Kisah Nabi Nuh dengan kaumnya juga diceritakan di dalam Al qur’an, yaitu “Dan (telah Kami binasakan) kaum Nuh tatkala mereka mendustakan rasul-rasul. Kami tenggelamkan mereka dan kami jadikan (cerita) mereka itu pelajaran bagi manusia. Dan Kami telah menyediakan bagi orang-orang zalim azab yang pedih; (Qs. 25:37). Diayat lain juga disebutkan bahwa “Maka Kami selamatkan Nuh dan penumpang-penumpang bahtera itu dan Kami jadikan peristiwa itu pelajaran bagi semua umat manusia (Qs. 29:15). Dan masih banyak lagi cerita atau kisah di dalam Al qur’an tentang suatu kaum atau bangsa yang dibinasakan oleh Allah Swt. Hal ini telah dinyatakan Allah Swt bahwa “Dan sesungguhnya telah Kami binasakan orang yang serupa dengan kamu.
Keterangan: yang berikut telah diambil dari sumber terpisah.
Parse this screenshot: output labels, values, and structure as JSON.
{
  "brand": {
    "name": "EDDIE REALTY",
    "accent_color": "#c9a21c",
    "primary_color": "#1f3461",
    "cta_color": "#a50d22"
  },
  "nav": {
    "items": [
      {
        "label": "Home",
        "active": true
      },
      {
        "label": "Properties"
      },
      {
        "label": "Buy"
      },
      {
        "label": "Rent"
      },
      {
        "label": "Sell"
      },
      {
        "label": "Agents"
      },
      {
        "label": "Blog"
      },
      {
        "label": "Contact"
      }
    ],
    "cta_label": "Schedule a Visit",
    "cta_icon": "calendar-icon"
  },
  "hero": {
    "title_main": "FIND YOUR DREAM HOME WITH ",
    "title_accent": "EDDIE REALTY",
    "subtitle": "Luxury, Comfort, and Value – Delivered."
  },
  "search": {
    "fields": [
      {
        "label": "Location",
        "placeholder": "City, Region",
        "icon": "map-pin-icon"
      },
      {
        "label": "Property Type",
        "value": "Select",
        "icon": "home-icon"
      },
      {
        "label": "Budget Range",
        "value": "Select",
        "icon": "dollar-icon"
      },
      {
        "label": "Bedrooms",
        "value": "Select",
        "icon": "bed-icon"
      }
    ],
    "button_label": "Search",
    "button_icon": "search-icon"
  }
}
Maka adakah orang yang mau mengambil pelajaran? (Qs. 54:51). Di ayat lain juga disebutkan bahwa “Maka Kami jadikan yang demikian itu peringatan bagi orang-orang dimasa itu, dan bagi mereka yang datang kemudian, serta menjadi pelajaran bagi orang-orang yang bertakwa” (Qs. 2:66).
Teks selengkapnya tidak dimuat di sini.